In this article, we will show you a step by step guide on how to password protect your WordPress admin (wp-admin) directory. It will prevent your WordPress blog from unauthorised wp-admin and login attempts. So let’s start.
How to protect WordPress wp-admin and wp-login.php attempts
1. Login to your Cpanel and click on Password protected Directories under Security section.
2. Select your document root directory and click go. On next screen Click on wp-admin directory name.
3. Check the box ‘Password protect this directory’. Give the name to the directory and click save.
Your wp-admin directory is now password protected. Click on Go back button from next screen this will redirect you to the previous screen. Now we will create the user for this directory.
4. For this, Enter User Name and Password and click on ‘Add or Modify the Authorised User button’. You can use Password generator for strong password.
Now when you try to access your wp-admin directory, you should see an authentication required box. If you have redirect loop instead of authenticated box. Put the following lines in the .htaccess file just before the “# BEGIN WordPress” tag.
ErrorDocument 401 default ErrorDocument 403 default
5. Now go to file manager>>wp-admin>>.htaccess. Now we provide the access to admin-ajax file which will necessary for some plugins to work efficiently. Put the following code in the .htaccess file of wp-admin folder.
# Allow plugin access to admin-ajax.php around password protection <Files admin-ajax.php> Order allow,deny Allow from all Satisfy any </Files>
6. Copy the following code from “/public_html/wp-admin/.htaccess” file.
AuthType Basic AuthName "Secure Dir" AuthUserFile "/home/example/.htpasswds/public_html/wp-admin/passwd" require valid-user
7. and paste it in the “/public_html/.htaccess” file between the ‘FilesMatch’.
<FilesMatch "wp-login.php"> AuthType Basic AuthName "Secure Dir" AuthUserFile "/home/example/.htpasswds/public_html/wp-admin/passwd" require valid-user </FilesMatch>
8. Now click on save changes and all done. Try to login on WordPress Admin Dashboard and you will get Security Authenticated Box.

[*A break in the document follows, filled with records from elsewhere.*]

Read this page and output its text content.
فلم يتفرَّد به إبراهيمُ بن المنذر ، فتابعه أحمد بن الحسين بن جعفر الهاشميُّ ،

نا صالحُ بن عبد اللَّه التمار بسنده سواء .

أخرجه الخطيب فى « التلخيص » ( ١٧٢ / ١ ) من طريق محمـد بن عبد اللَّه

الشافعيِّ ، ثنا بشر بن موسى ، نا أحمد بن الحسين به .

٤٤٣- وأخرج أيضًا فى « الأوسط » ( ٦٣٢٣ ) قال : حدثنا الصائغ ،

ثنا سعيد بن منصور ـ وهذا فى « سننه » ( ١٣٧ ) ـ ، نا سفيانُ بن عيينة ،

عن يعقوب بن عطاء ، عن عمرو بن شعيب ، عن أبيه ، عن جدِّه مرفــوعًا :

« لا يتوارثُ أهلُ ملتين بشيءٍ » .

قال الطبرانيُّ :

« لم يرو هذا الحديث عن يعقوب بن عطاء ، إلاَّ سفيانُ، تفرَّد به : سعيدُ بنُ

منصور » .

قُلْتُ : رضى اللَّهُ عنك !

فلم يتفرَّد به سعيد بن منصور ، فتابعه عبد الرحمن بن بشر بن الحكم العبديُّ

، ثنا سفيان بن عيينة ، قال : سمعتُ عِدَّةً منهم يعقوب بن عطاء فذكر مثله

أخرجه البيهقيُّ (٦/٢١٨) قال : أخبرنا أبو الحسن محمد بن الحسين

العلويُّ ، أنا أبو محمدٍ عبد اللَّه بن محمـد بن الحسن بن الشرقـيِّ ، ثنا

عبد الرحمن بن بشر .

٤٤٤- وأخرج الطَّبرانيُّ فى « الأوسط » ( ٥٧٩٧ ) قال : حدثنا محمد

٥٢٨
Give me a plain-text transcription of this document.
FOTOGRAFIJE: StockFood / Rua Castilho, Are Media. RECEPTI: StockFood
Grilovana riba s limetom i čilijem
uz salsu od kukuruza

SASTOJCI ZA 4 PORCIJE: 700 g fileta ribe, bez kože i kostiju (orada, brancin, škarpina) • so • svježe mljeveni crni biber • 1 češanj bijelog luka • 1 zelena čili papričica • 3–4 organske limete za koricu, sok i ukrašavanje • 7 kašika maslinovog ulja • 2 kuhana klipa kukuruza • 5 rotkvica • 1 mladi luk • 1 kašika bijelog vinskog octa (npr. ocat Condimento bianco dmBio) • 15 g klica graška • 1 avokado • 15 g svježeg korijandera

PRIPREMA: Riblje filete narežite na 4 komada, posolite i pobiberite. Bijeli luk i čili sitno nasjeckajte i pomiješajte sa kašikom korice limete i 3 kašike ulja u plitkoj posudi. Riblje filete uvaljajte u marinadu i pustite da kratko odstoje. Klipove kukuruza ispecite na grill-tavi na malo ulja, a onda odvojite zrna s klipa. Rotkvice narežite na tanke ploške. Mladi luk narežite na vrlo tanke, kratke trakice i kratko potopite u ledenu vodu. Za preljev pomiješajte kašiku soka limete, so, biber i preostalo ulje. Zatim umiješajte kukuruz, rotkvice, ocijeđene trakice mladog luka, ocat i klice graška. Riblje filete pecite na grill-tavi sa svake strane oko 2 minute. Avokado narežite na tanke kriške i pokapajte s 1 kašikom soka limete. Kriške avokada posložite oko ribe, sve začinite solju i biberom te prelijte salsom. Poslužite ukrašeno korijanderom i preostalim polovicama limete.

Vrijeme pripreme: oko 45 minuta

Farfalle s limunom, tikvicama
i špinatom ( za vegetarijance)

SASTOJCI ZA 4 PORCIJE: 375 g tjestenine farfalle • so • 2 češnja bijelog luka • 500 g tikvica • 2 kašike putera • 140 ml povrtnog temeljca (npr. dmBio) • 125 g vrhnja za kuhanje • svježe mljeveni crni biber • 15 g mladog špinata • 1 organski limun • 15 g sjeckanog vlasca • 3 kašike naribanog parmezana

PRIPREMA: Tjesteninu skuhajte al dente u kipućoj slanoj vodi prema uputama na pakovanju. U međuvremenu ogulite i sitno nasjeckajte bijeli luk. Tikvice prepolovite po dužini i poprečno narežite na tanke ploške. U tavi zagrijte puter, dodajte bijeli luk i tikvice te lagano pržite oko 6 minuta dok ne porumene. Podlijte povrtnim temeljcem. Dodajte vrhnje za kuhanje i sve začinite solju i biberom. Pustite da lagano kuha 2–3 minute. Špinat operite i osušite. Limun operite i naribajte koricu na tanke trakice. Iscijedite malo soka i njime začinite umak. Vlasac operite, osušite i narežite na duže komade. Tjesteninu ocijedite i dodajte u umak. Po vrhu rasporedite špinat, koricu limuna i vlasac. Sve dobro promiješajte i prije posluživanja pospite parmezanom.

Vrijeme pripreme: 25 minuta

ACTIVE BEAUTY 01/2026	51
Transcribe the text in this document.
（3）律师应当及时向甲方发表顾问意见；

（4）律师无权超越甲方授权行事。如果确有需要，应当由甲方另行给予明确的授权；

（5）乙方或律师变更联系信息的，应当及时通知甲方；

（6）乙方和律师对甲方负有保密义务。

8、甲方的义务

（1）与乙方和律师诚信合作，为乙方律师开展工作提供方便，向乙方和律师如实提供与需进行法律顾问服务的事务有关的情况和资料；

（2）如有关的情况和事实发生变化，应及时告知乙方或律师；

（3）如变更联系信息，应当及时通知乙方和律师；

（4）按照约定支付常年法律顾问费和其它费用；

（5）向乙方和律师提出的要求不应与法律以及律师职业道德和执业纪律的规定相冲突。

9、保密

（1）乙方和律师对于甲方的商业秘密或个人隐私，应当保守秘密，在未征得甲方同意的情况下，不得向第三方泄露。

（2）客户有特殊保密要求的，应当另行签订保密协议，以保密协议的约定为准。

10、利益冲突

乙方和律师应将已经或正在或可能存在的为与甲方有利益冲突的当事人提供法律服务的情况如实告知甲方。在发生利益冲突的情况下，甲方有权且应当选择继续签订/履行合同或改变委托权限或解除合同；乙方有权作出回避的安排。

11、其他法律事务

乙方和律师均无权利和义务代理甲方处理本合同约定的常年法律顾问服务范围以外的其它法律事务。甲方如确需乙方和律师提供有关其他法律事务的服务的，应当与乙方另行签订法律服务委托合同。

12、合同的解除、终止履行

Now Both your .htaccess files should look like:
/public_html/.htaccess
ErrorDocument 401 default ErrorDocument 403 default <FilesMatch "wp-login.php"> AuthType Basic AuthName "Secure Dir" AuthUserFile "/home/example/.htpasswds/public_html/wp-admin/passwd" require valid-user </FilesMatch>
/public_html/wp-admin/.htaccess
# Allow plugin access to admin-ajax.php around password protection <Files admin-ajax.php> Order allow,deny Allow from all Satisfy any </files> AuthType Basic AuthName "Secure Dir" AuthUserFile "/home/example/.htpasswds/public_html/wp-admin/passwd" require valid-user
Now your WordPress Admin login has an extra layer of security and it prevents unauthorised login attempts. When someone tries to login to your dashboard he has to pass valid authentication. If the user enters invalid credentials he will get Authorisation required error.